Avec une surréalisation qui frise l’école Bruckheimer, Fang Gang Liang impose des émotions qui se subissent plus qu’elles ne se ressentent, avec toute la délicatesse d’un bulldozer dont on peine à comprendre le versant pipi-caca, métaphore simpliste du naturel infantile. Les acteurs eux-mêmes, qu’on imagine justes dans le jeu imposé par le réalisateur, renforcent cette incompatibilité de ton : alors que Fan Bingbing incarne une frigide et peu recommandable menteuse professionnelle, dont chaque émotion est remise en question, Chapman To est d’une gravité émotionnelle presque drôle, et Zou Yanwen (le petit Lu) force l’infantilisation et l’innocence de son personnage, trop conscient de son jeu pour être véritablement attachant.

Pourtant, cette pluralité, de tons et de sujets, parvient paradoxalement à maintenir l’édifice Home Run à flots. Puisque l’on perçoit d’emblée que Fang Gang Liang nous cache quelque chose – la relation entre les trois protagonistes étant volontairement incomplète – on se prend d’intérêt pour cette résolution par-delà les enjeux colocataires de la critique sociale (orientée omniprésence télévisuelle, célébrité et carriérisme) et de la comédie pure, conscients du caractère manipulateur du film. Aussi lorsque le réalisateur change une fois de plus son objet pour verser dans le mélodrame, nourri de ces premiers contextes, avant d’enfin retourner la caméra contre Li, le tout prend des allures de puzzle (inutilement) complexe, au moins satisfaisant dans sa reconstitution d’une historicité familiale - même si le secret de celle-ci paraît peu crédible, au regard du caractère public de Li.

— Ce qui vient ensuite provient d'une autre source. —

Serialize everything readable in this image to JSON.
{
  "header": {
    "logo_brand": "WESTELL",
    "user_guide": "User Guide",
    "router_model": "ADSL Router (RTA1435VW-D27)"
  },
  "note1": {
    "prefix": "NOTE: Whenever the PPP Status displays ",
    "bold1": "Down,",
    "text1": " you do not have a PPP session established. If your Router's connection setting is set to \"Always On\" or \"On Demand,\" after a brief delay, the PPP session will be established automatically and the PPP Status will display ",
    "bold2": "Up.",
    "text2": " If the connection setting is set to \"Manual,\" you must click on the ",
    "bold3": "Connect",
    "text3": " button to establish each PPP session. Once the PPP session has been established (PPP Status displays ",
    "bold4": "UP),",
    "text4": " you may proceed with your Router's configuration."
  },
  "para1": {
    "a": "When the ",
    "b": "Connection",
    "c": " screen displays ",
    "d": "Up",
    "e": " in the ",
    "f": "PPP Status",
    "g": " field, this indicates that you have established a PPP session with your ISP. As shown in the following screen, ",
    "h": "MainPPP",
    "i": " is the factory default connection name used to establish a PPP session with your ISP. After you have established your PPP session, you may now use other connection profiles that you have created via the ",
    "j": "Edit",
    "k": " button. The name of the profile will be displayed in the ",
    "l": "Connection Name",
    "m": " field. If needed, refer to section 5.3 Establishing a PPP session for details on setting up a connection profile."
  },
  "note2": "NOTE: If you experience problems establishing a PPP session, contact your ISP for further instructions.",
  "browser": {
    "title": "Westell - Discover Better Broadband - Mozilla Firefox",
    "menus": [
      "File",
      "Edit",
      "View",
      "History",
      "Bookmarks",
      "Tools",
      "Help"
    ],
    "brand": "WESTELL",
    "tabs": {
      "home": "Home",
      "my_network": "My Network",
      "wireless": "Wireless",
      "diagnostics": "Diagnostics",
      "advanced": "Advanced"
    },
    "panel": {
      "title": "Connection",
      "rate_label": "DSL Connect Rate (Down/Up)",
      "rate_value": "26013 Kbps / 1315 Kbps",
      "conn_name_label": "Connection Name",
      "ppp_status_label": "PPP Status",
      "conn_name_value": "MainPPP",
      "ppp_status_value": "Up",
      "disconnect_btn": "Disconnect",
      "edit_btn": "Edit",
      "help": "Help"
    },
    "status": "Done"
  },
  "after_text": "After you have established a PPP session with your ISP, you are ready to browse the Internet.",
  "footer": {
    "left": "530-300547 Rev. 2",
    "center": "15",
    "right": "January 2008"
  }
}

Et puis il y a les acteurs : Fan Bingbing, magnifique comme toujours, s’offre joliment au cynisme de Fang Gang Liang, victime de sa beauté "parfaite" et de sa nature d’actrice dans une conclusion courageuse, tandis que Chapman To, à force de rigidité pince-sans-rire, construit un singulier tableau de sagesse. Je reste par contre peu convaincu par la prestation de Zou Yanwen, caractéristique de la lacune qui survit à Home Run en dépit de ses pirouettes partiellement salvatrices : l’enfant comme le film, ne fait pas assez confiance aux silences. Trop de jeu, trop de musique, trop d’effets de caméra et de surlignage, pour une œuvre qui aurait gagné à laisser ses émotions se deviner ; comme elle parvient presque à le faire dans son esquisse amoureuse, entre Chapman To et son vrai-faux rendez-vous arrangé, charmante hôtesse un peu en marge du métrage, qui incarne pourtant son véritable élan, sa convergence émotionnelle, en suspens.

Home Run, disponible en DVD chinois sans sous-titres, est par ailleurs sorti à Hong Kong en VCD et DVD, sous-titrés anglais.